I’m getting in a post for Food Allergy Awareness Week just under the wire, which I guess turns out OK because it’s now been expanded into Food Allergy Awareness Month. Fitting, because this is such an important topic.

I’m not going to say a lot (because my next On Nutrition column will be about food allergies), but what I do want to say, and say empathetically, is that for every person who tells their waiter that they are allergic to parsley simply because they really, really hate parsley, there is another for whom ingesting a mere molecule of peanut or other food allergen could be fatal. And that person could be a child.
To say that food allergies are deadly serious is both incredibly accurate and a whopping understatement. Anyone living with a food allergy, or with a child who has a food allergy has to be hypervigilant 24-7, with an EpiPen always at the ready. Some children will outgrow their food allergies, but some children and adults never will. Which makes it all the more tragic that there is not a lot of research coming down the pipeline that offers hope of relief. 

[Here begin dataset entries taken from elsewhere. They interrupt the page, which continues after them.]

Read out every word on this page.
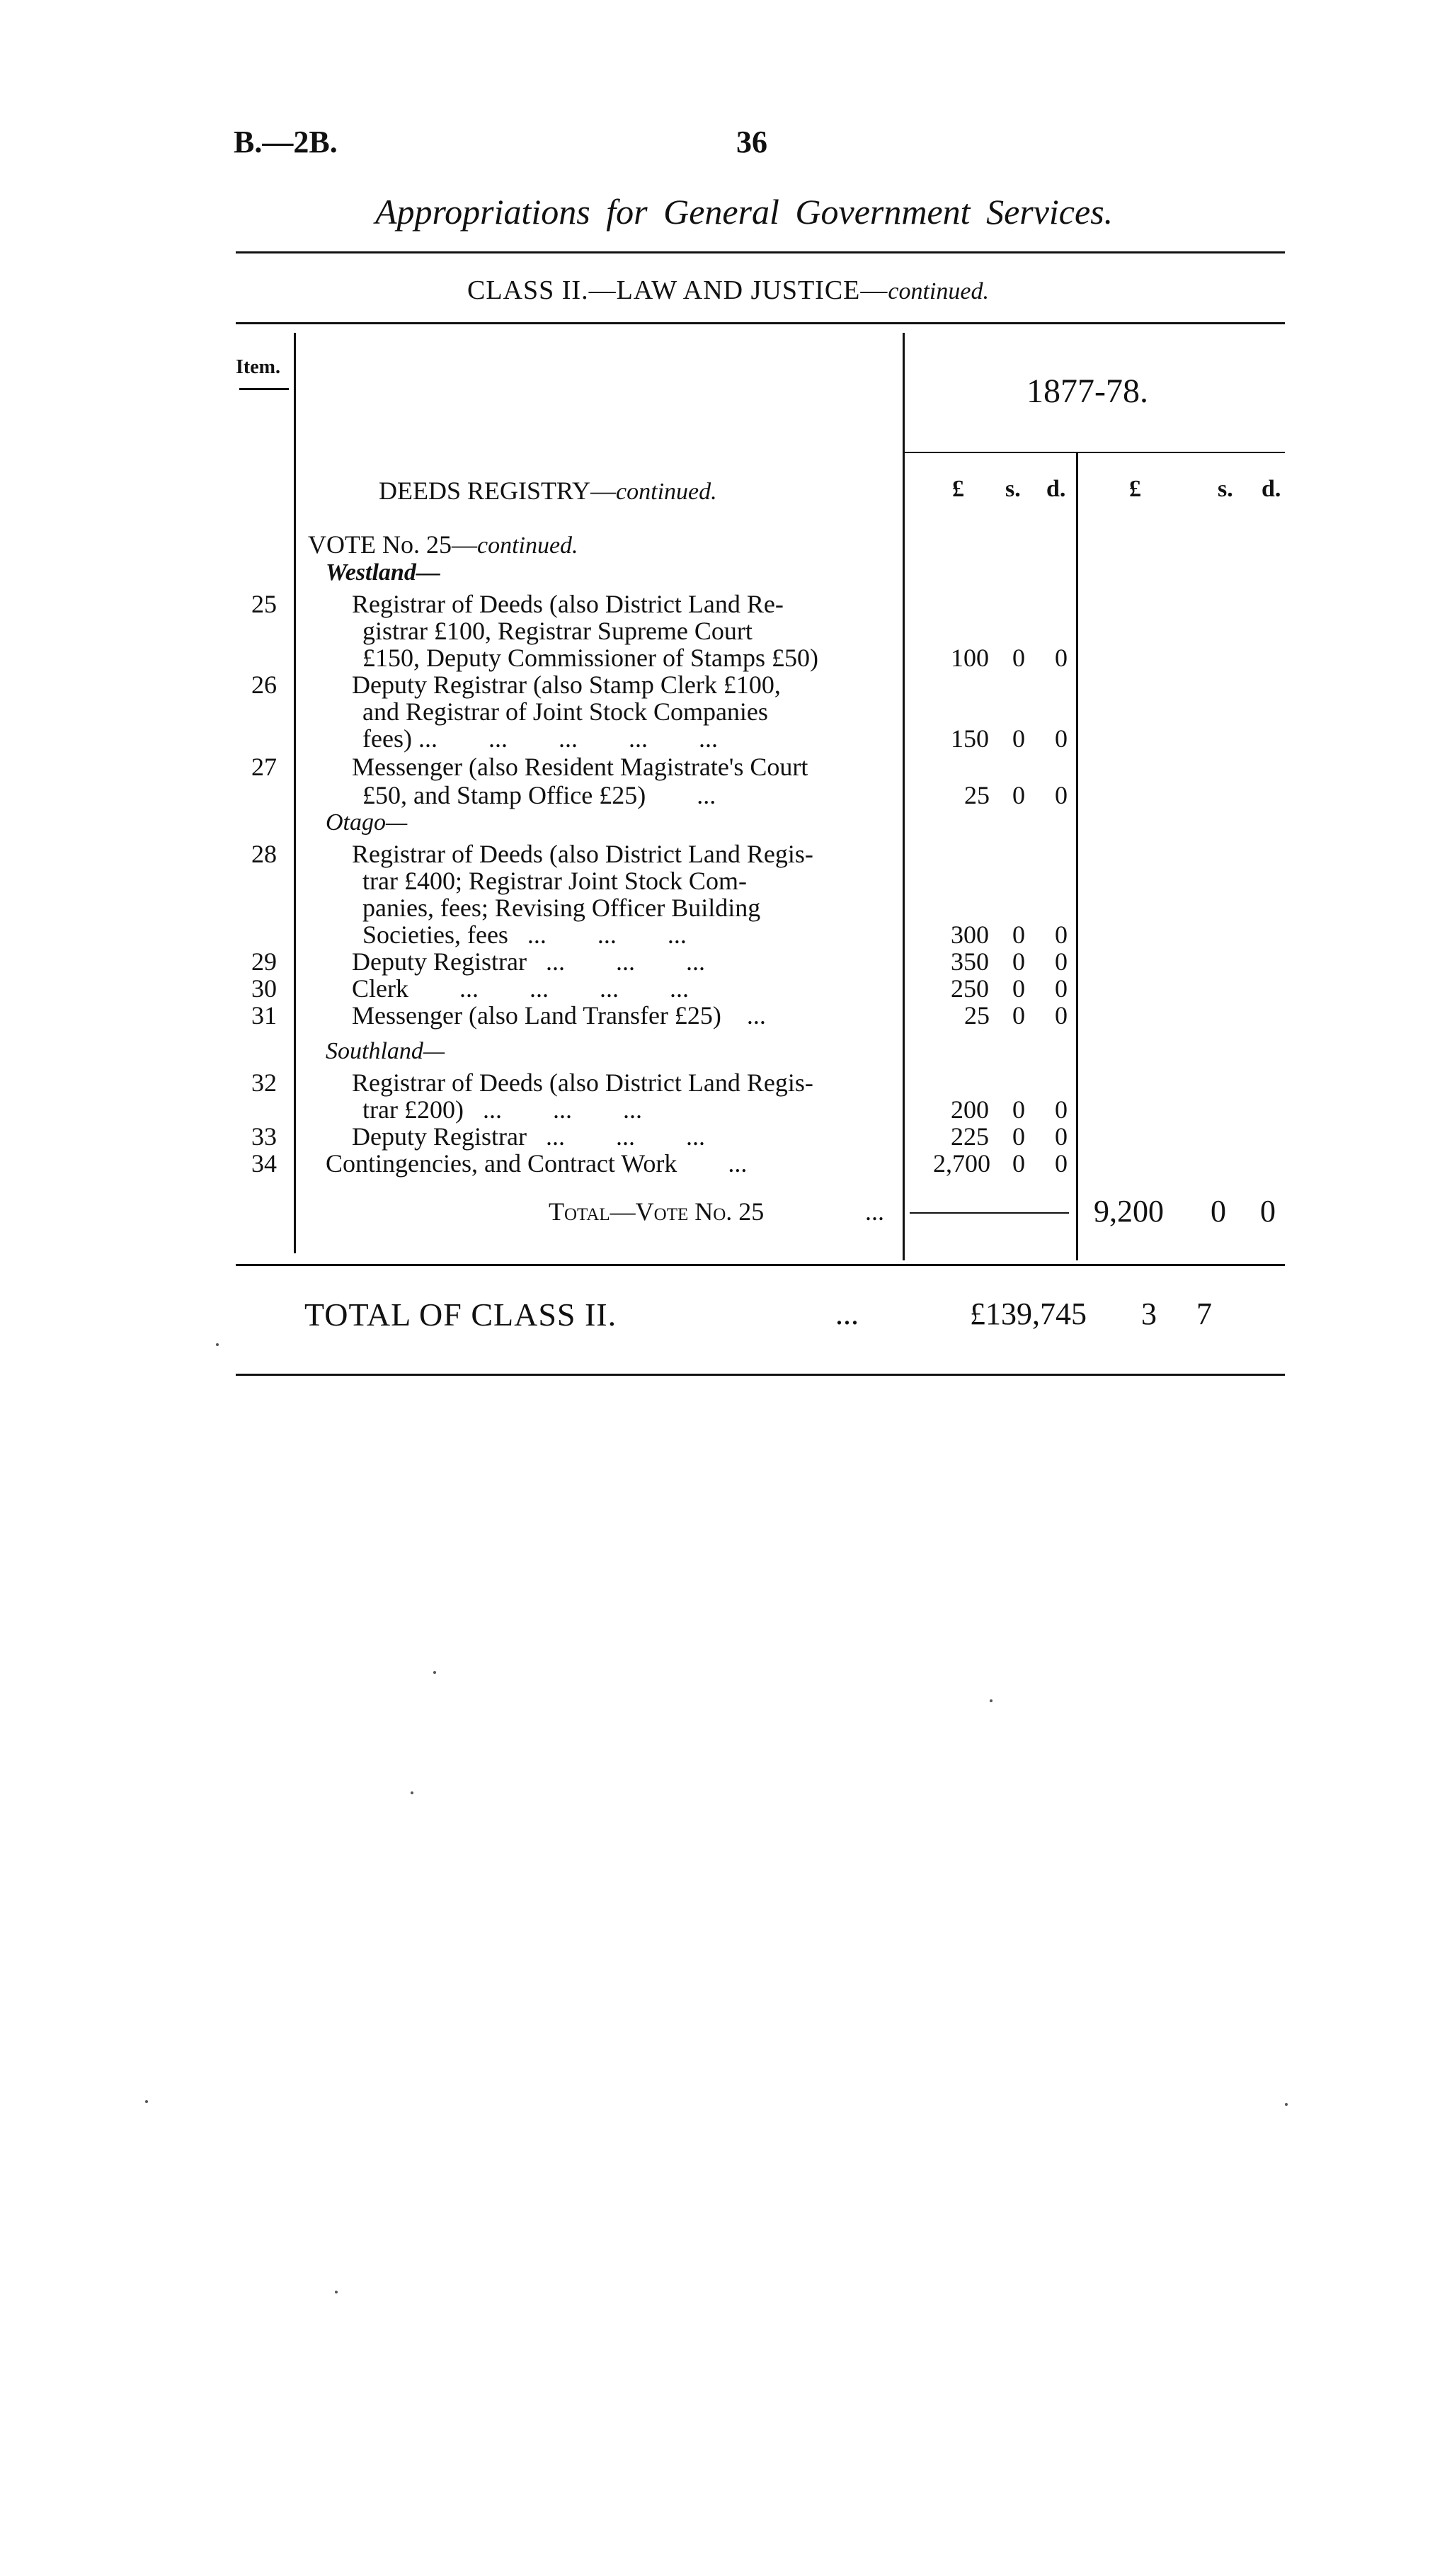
B.—2B.	36
Appropriations for General Government Services.
CLASS II.—LAW AND JUSTICE—continued.
Item.
1877-78.
DEEDS REGISTRY—continued.	£ s. d.	£	s. d.
VOTE No. 25—continued.
Westland—
Otago—
Southland—
25	Registrar of Deeds (also District Land Re-
gistrar £100, Registrar Supreme Court
£150, Deputy Commissioner of Stamps £50)	100 0 0
26	Deputy Registrar (also Stamp Clerk £100,
and Registrar of Joint Stock Companies
fees) ...        ...        ...        ...        ...	150 0 0
27	Messenger (also Resident Magistrate's Court
£50, and Stamp Office £25)        ...	25 0 0
28	Registrar of Deeds (also District Land Regis-
trar £400; Registrar Joint Stock Com-
panies, fees; Revising Officer Building
Societies, fees   ...        ...        ...	300 0 0
29	Deputy Registrar   ...        ...        ...	350 0 0
30	Clerk        ...        ...        ...        ...	250 0 0
31	Messenger (also Land Transfer £25)    ...	25 0 0
32	Registrar of Deeds (also District Land Regis-
trar £200)   ...        ...        ...	200 0 0
33	Deputy Registrar   ...        ...        ...	225 0 0
34 Contingencies, and Contract Work        ...	2,700 0 0
Total—Vote No. 25	...	9,200 0 0
TOTAL OF CLASS II.	...	£139,745 3 7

Of course, not a lot doesn’t mean none. One potentially exiting area of research involves carefully desensitizing food allergy sufferers to the foods that cause their allergic reactions. On the local front, the Seattle Food Allergy Consortium (SeaFAC), which includes doctors from area hospitals and clinical research centers, has started the VIPES study to test whether the Viaskin Peanut patch (a transdermal patch containing peanut protein) can effectively desensitize peanut allergy sufferers.

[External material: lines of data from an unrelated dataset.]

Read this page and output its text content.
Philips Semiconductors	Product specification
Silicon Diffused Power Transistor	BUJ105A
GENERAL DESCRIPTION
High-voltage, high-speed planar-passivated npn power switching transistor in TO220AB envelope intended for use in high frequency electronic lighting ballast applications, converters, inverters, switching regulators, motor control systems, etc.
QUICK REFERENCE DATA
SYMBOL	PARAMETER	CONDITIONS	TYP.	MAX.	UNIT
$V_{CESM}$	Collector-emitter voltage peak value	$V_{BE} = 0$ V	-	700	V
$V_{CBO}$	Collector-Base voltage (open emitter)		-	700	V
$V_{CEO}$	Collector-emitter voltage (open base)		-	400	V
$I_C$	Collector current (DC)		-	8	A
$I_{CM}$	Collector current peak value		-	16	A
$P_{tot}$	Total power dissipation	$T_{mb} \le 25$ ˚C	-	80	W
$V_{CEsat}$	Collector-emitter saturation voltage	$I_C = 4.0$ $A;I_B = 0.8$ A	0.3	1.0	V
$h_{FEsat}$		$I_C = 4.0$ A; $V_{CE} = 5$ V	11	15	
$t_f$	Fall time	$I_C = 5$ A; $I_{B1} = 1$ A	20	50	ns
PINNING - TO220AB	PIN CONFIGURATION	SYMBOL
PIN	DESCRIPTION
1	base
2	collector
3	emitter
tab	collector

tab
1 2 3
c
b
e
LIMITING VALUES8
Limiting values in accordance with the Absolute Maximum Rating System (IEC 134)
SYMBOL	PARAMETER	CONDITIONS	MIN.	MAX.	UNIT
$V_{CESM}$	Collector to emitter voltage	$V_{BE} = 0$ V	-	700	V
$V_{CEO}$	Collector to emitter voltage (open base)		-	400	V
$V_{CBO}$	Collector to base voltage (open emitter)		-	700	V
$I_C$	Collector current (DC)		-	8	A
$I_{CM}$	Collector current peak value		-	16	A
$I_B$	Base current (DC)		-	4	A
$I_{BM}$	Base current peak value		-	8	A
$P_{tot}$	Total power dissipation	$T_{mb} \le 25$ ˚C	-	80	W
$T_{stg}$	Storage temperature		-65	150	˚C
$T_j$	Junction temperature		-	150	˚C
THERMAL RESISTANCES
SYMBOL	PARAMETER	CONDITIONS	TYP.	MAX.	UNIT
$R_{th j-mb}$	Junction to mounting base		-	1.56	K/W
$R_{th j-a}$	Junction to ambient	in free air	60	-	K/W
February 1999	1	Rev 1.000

The 12-month, double-blind, placebo-controlled* trial has completed enrollment, but SeaFAC is planning to open enrollment for an oral desensitization trial late this spring, with the study scheduled to start by the end of the summer. For preliminary info check out the study page on ClinicalTrials.gov. For this study, SeaFAC is partnering with Dr. Kari Nadeau of Stanford School of Medicine, who is a pioneer in this area.
Read more about Dr. Nadeau and her research in the March 7, 2013 New York Times Magazine article “Can a radical new treatment save children with severe food allergies?” 
Two more article links:
I’m sure this goes without saying, but I’m going to say it anyway: Attempting to desensitize someone with a food allergy is only something that should be attempted under expert clinical supervision, as with these studies. If you don’t believe me, please read this letter that Dr. Nadeau wrote to The New York Times.

* This means that enrollees will be either given the real patch or a placebo patch (placebo-controlled), and neither the enrollees or the researchers will know who got what until the data has been collected (double-blind). This helps assure that the results, whatever they turn out to be, are valid.